If your tenant has accrued rent arrears to the value of two month’s rent or more, you can request a third party deduction to recover the rent arrears using the Request for a Managed Payment or Rent Arrears Deduction from.
The maximum rate at which deductions for rent arrears can be made is 20% of the Universal Credit standard amount.
The rate used will depend on the claimant’s circumstances. Only the claimant can request a change to the percentage rate by contacting Universal Credit.
9.1 How DWP will pay rent arrears deductions to the landlord
If approved, rent arrears deductions will be paid under the third party deduction (TPD) Scheme.
Once payments are set up on the third party payments system, you will normally receive payment every 28 days and will be 28 days in arrears.
The first payment is normally received within 6 weeks from the date deductions commence.
A Bank Automated Clearing System (BACS) payment will be paid into the bank account nominated by the landlord.
A third party payment schedule will be sent to you with a breakdown of rent arrears payments. Payment schedules are issued by post unless you are set up to receive electronic schedules.
For details of how to receive payment schedules, an information pack or further information about electronic schedules (EDI) e-mail: firstname.lastname@example.org
Get local information and advice by contacting your regional partner manager.
10. Budgeting support
10.1 Budgeting support available from DWP
Personal Budgeting Support can be offered to anyone claiming Universal Credit.

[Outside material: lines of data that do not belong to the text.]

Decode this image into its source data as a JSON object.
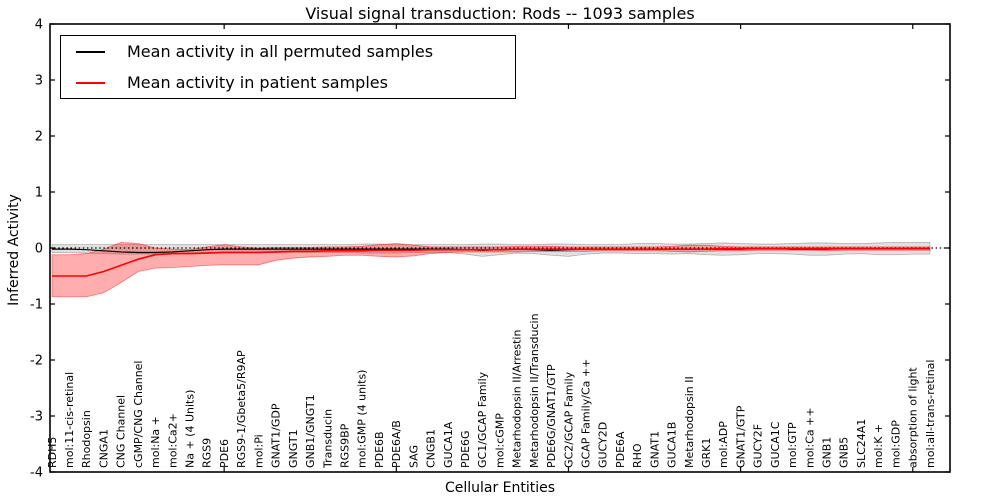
{
  "chart_data": {
    "type": "line",
    "title": "Visual signal transduction: Rods -- 1093 samples",
    "xlabel": "Cellular Entities",
    "ylabel": "Inferred Activity",
    "ylim": [
      -4,
      4
    ],
    "yticks": [
      4,
      3,
      2,
      1,
      0,
      -1,
      -2,
      -3,
      -4
    ],
    "x_major_tick_every": 10,
    "grid": false,
    "legend_position": "upper left",
    "zero_reference_line": {
      "y": 0,
      "style": "dotted",
      "color": "#000000"
    },
    "categories": [
      "RDH5",
      "mol:11-cis-retinal",
      "Rhodopsin",
      "CNGA1",
      "CNG Channel",
      "cGMP/CNG Channel",
      "mol:Na +",
      "mol:Ca2+",
      "Na + (4 Units)",
      "RGS9",
      "PDE6",
      "RGS9-1/Gbeta5/R9AP",
      "mol:Pi",
      "GNAT1/GDP",
      "GNGT1",
      "GNB1/GNGT1",
      "Transducin",
      "RGS9BP",
      "mol:GMP (4 units)",
      "PDE6B",
      "PDE6A/B",
      "SAG",
      "CNGB1",
      "GUCA1A",
      "PDE6G",
      "GC1/GCAP Family",
      "mol:cGMP",
      "Metarhodopsin II/Arrestin",
      "Metarhodopsin II/Transducin",
      "PDE6G/GNAT1/GTP",
      "GC2/GCAP Family",
      "GCAP Family/Ca ++",
      "GUCY2D",
      "PDE6A",
      "RHO",
      "GNAT1",
      "GUCA1B",
      "Metarhodopsin II",
      "GRK1",
      "mol:ADP",
      "GNAT1/GTP",
      "GUCY2F",
      "GUCA1C",
      "mol:GTP",
      "mol:Ca ++",
      "GNB1",
      "GNB5",
      "SLC24A1",
      "mol:K +",
      "mol:GDP",
      "absorption of light",
      "mol:all-trans-retinal"
    ],
    "series": [
      {
        "name": "Mean activity in all permuted samples",
        "color": "#000000",
        "values": [
          -0.02,
          -0.02,
          -0.03,
          -0.05,
          -0.07,
          -0.08,
          -0.08,
          -0.07,
          -0.05,
          -0.03,
          -0.02,
          -0.02,
          -0.02,
          -0.02,
          -0.02,
          -0.02,
          -0.02,
          -0.02,
          -0.02,
          -0.02,
          -0.02,
          -0.02,
          -0.02,
          -0.02,
          -0.03,
          -0.04,
          -0.03,
          -0.02,
          -0.03,
          -0.04,
          -0.03,
          -0.02,
          -0.02,
          -0.02,
          -0.02,
          -0.02,
          -0.02,
          -0.02,
          -0.02,
          -0.02,
          -0.02,
          -0.01,
          -0.01,
          -0.02,
          -0.02,
          -0.02,
          -0.01,
          -0.01,
          -0.01,
          -0.01,
          -0.01,
          -0.01
        ]
      },
      {
        "name": "Mean activity in patient samples",
        "color": "#ff0000",
        "values": [
          -0.5,
          -0.5,
          -0.5,
          -0.42,
          -0.31,
          -0.2,
          -0.12,
          -0.1,
          -0.1,
          -0.09,
          -0.08,
          -0.08,
          -0.08,
          -0.07,
          -0.06,
          -0.06,
          -0.05,
          -0.05,
          -0.05,
          -0.04,
          -0.04,
          -0.04,
          -0.03,
          -0.03,
          -0.03,
          -0.03,
          -0.03,
          -0.02,
          -0.02,
          -0.02,
          -0.02,
          -0.02,
          -0.02,
          -0.02,
          -0.02,
          -0.02,
          -0.02,
          -0.02,
          -0.02,
          -0.01,
          -0.01,
          -0.01,
          -0.01,
          -0.01,
          -0.01,
          -0.01,
          -0.01,
          -0.01,
          -0.01,
          -0.01,
          -0.01,
          -0.01
        ]
      }
    ],
    "bands": [
      {
        "name": "permuted samples range",
        "color": "#000000",
        "opacity": 0.12,
        "upper": [
          0.06,
          0.06,
          0.06,
          0.06,
          0.06,
          0.06,
          0.06,
          0.06,
          0.06,
          0.06,
          0.06,
          0.06,
          0.06,
          0.06,
          0.06,
          0.06,
          0.06,
          0.06,
          0.07,
          0.07,
          0.06,
          0.06,
          0.06,
          0.06,
          0.06,
          0.07,
          0.07,
          0.06,
          0.06,
          0.07,
          0.07,
          0.06,
          0.06,
          0.06,
          0.08,
          0.08,
          0.07,
          0.07,
          0.08,
          0.09,
          0.08,
          0.07,
          0.07,
          0.08,
          0.09,
          0.09,
          0.08,
          0.08,
          0.09,
          0.1,
          0.1,
          0.1
        ],
        "lower": [
          -0.08,
          -0.08,
          -0.09,
          -0.1,
          -0.11,
          -0.11,
          -0.11,
          -0.1,
          -0.09,
          -0.08,
          -0.08,
          -0.08,
          -0.08,
          -0.08,
          -0.08,
          -0.08,
          -0.08,
          -0.08,
          -0.09,
          -0.09,
          -0.09,
          -0.08,
          -0.08,
          -0.08,
          -0.11,
          -0.15,
          -0.12,
          -0.09,
          -0.1,
          -0.13,
          -0.15,
          -0.11,
          -0.09,
          -0.09,
          -0.1,
          -0.1,
          -0.11,
          -0.1,
          -0.12,
          -0.13,
          -0.12,
          -0.1,
          -0.1,
          -0.11,
          -0.13,
          -0.13,
          -0.11,
          -0.1,
          -0.12,
          -0.12,
          -0.11,
          -0.11
        ]
      },
      {
        "name": "patient samples range",
        "color": "#ff0000",
        "opacity": 0.32,
        "upper": [
          -0.12,
          -0.12,
          -0.1,
          -0.02,
          0.1,
          0.08,
          0.0,
          -0.02,
          -0.03,
          0.02,
          0.06,
          0.02,
          0.0,
          0.01,
          0.01,
          0.01,
          0.02,
          0.02,
          0.03,
          0.06,
          0.08,
          0.05,
          0.02,
          0.02,
          0.02,
          0.02,
          0.02,
          0.03,
          0.03,
          0.03,
          0.02,
          0.02,
          0.02,
          0.02,
          0.02,
          0.02,
          0.03,
          0.05,
          0.05,
          0.03,
          0.02,
          0.02,
          0.02,
          0.02,
          0.02,
          0.02,
          0.02,
          0.02,
          0.02,
          0.02,
          0.02,
          0.02
        ],
        "lower": [
          -0.87,
          -0.87,
          -0.87,
          -0.8,
          -0.62,
          -0.42,
          -0.36,
          -0.35,
          -0.33,
          -0.31,
          -0.3,
          -0.3,
          -0.3,
          -0.22,
          -0.18,
          -0.16,
          -0.15,
          -0.13,
          -0.13,
          -0.15,
          -0.16,
          -0.14,
          -0.1,
          -0.08,
          -0.07,
          -0.07,
          -0.07,
          -0.07,
          -0.06,
          -0.06,
          -0.06,
          -0.06,
          -0.05,
          -0.05,
          -0.05,
          -0.05,
          -0.06,
          -0.07,
          -0.06,
          -0.05,
          -0.05,
          -0.04,
          -0.04,
          -0.04,
          -0.04,
          -0.05,
          -0.04,
          -0.04,
          -0.04,
          -0.04,
          -0.04,
          -0.04
        ]
      }
    ]
  }
}
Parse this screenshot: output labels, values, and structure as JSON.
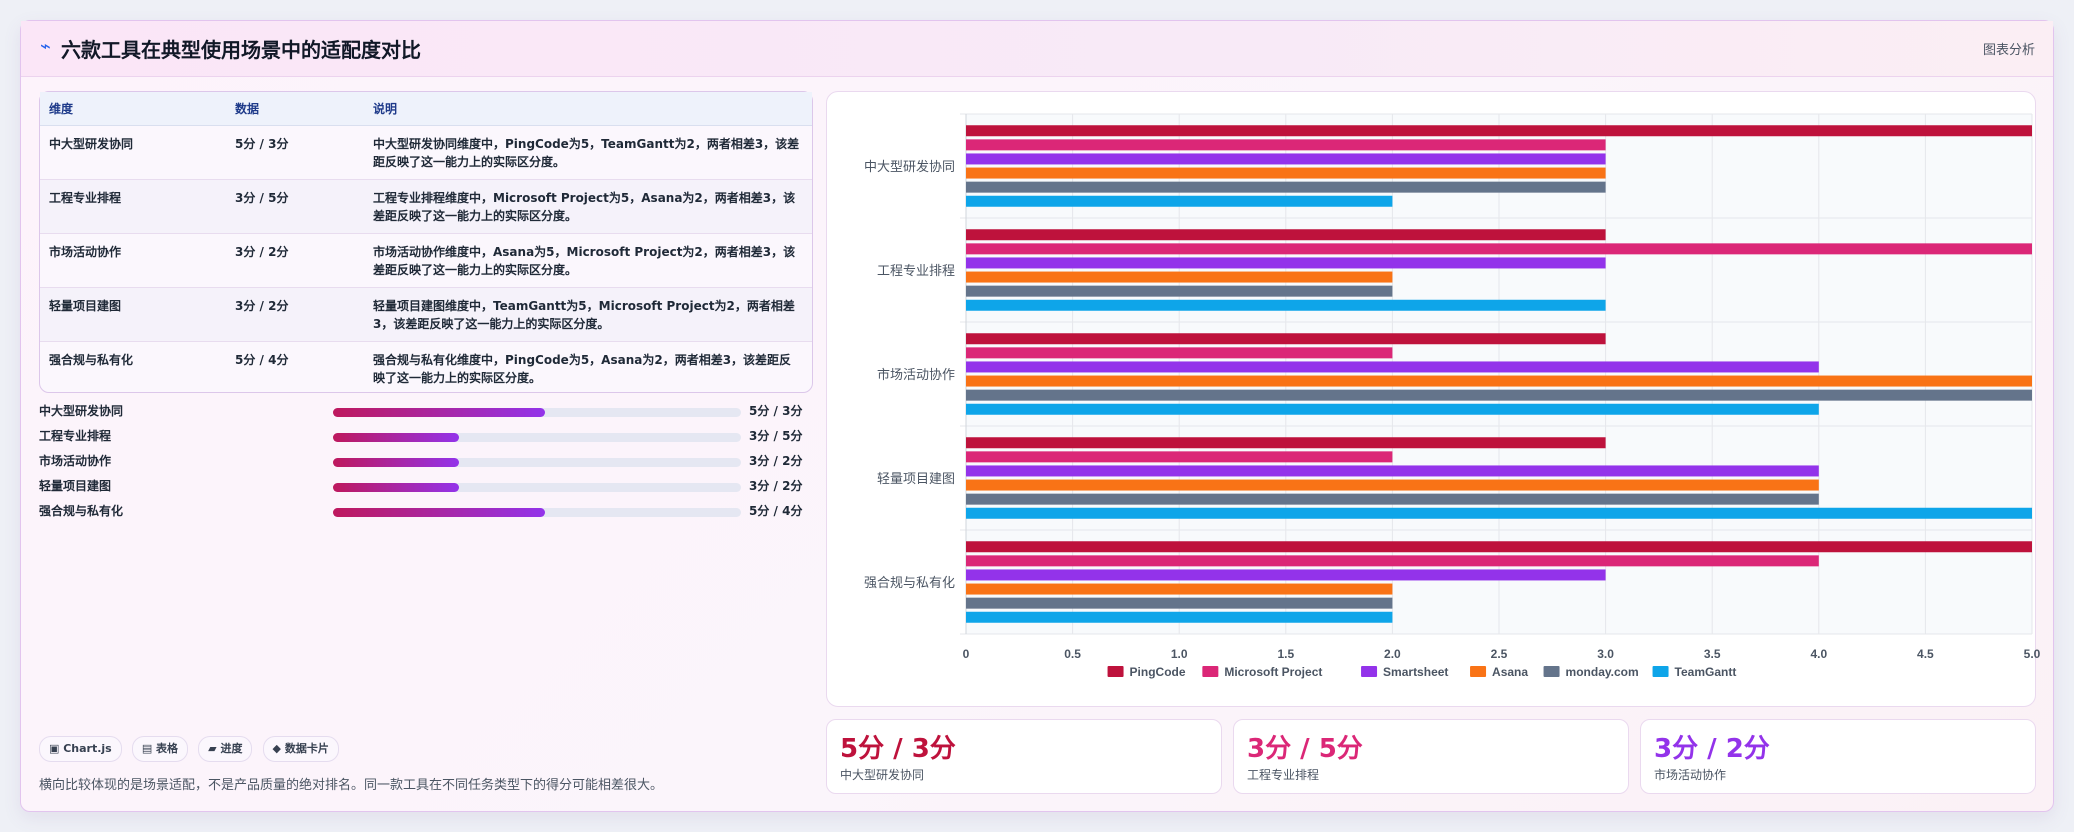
{
  "header": {
    "icon": "chart-icon",
    "title": "六款工具在典型使用场景中的适配度对比",
    "right_label": "图表分析"
  },
  "table": {
    "headers": [
      "维度",
      "数据",
      "说明"
    ],
    "rows": [
      [
        "中大型研发协同",
        "5分 / 3分",
        "中大型研发协同维度中，PingCode为5，TeamGantt为2，两者相差3，该差距反映了这一能力上的实际区分度。"
      ],
      [
        "工程专业排程",
        "3分 / 5分",
        "工程专业排程维度中，Microsoft Project为5，Asana为2，两者相差3，该差距反映了这一能力上的实际区分度。"
      ],
      [
        "市场活动协作",
        "3分 / 2分",
        "市场活动协作维度中，Asana为5，Microsoft Project为2，两者相差3，该差距反映了这一能力上的实际区分度。"
      ],
      [
        "轻量项目建图",
        "3分 / 2分",
        "轻量项目建图维度中，TeamGantt为5，Microsoft Project为2，两者相差3，该差距反映了这一能力上的实际区分度。"
      ],
      [
        "强合规与私有化",
        "5分 / 4分",
        "强合规与私有化维度中，PingCode为5，Asana为2，两者相差3，该差距反映了这一能力上的实际区分度。"
      ]
    ]
  },
  "progress": [
    {
      "label": "中大型研发协同",
      "fraction": 0.52,
      "value": "5分 / 3分"
    },
    {
      "label": "工程专业排程",
      "fraction": 0.31,
      "value": "3分 / 5分"
    },
    {
      "label": "市场活动协作",
      "fraction": 0.31,
      "value": "3分 / 2分"
    },
    {
      "label": "轻量项目建图",
      "fraction": 0.31,
      "value": "3分 / 2分"
    },
    {
      "label": "强合规与私有化",
      "fraction": 0.52,
      "value": "5分 / 4分"
    }
  ],
  "chips": [
    "▣ Chart.js",
    "▤ 表格",
    "▰ 进度",
    "◆ 数据卡片"
  ],
  "note": "横向比较体现的是场景适配，不是产品质量的绝对排名。同一款工具在不同任务类型下的得分可能相差很大。",
  "kpis": [
    {
      "value": "5分 / 3分",
      "label": "中大型研发协同",
      "color": "#be123c"
    },
    {
      "value": "3分 / 5分",
      "label": "工程专业排程",
      "color": "#db2777"
    },
    {
      "value": "3分 / 2分",
      "label": "市场活动协作",
      "color": "#9333ea"
    }
  ],
  "chart_data": {
    "type": "bar",
    "orientation": "horizontal",
    "categories": [
      "中大型研发协同",
      "工程专业排程",
      "市场活动协作",
      "轻量项目建图",
      "强合规与私有化"
    ],
    "series": [
      {
        "name": "PingCode",
        "color": "#be123c",
        "values": [
          5,
          3,
          3,
          3,
          5
        ]
      },
      {
        "name": "Microsoft Project",
        "color": "#db2777",
        "values": [
          3,
          5,
          2,
          2,
          4
        ]
      },
      {
        "name": "Smartsheet",
        "color": "#9333ea",
        "values": [
          3,
          3,
          4,
          4,
          3
        ]
      },
      {
        "name": "Asana",
        "color": "#f97316",
        "values": [
          3,
          2,
          5,
          4,
          2
        ]
      },
      {
        "name": "monday.com",
        "color": "#64748b",
        "values": [
          3,
          2,
          5,
          4,
          2
        ]
      },
      {
        "name": "TeamGantt",
        "color": "#0ea5e9",
        "values": [
          2,
          3,
          4,
          5,
          2
        ]
      }
    ],
    "xlim": [
      0,
      5
    ],
    "ticks": [
      "0",
      "0.5",
      "1.0",
      "1.5",
      "2.0",
      "2.5",
      "3.0",
      "3.5",
      "4.0",
      "4.5",
      "5.0"
    ],
    "grid": true,
    "legend": "bottom"
  }
}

Claimants needing help with monthly budgeting will be identified through conversations with their Universal Credit work coach or by others providing support.
Many claimants will be able to help themselves through the online budgeting support services that are already available via their Universal Credit account.
Universal Credit has made funding available to Local Authorities (LA) and partners to ensure that face to face budgeting support is available locally to help the most vulnerable.
All claimants who have need of an Alternative Payment Arrangement will be offered Personal Budgeting Support money advice.
Landlords should make themselves aware of the local Personal Budgeting Support money advice providers. The LA revenues and benefits team or DWP regional partnership manager can provide this information.
More information on budgeting support if you live in rented accommodation (or if you have tenants) can be found on the Money Advice Service website.
They have an online money manager support tool which provides free and impartial budgeting information and advice based on your (or your tenants’) personal circumstances.
11. Discretionary housing payments
Universal Credit claimants can contact their local authority and apply for a discretionary housing payment.
This payment gives the claimant additional financial support so that they can meet a rent shortfall or other housing costs. The decision on whether to award a discretionary housing payment rests with the local authority.
12. Specialist accommodation needs
12.1 Universal Credit and supported housing
Residents of supported exempt accommodation will have help with their housing costs provided separately to Universal Credit and will be able to continue to receive Housing Benefit in the short term.
DWP, working with DCLG are developing a localised top-up scheme to meet the needs of supported housing providers and their tenants from April 2019.
12.2 Universal Credit and temporary accommodation
Universal Credit live service claimants living in temporary accommodation are prevented from claiming Universal Credit in the live service areas by the legislative gateway and so will need to claim other benefits.
If a Universal Credit full service claimant is living in temporary accommodation they will receive the Universal Credit additional amount for housing costs based on the relevant Local Housing Allowance rates for the household size, including the shared accommodation rate for single people.
The list of jobcentre areas where Universal Credit is available to couples and families also provides details about where the full service is delivered.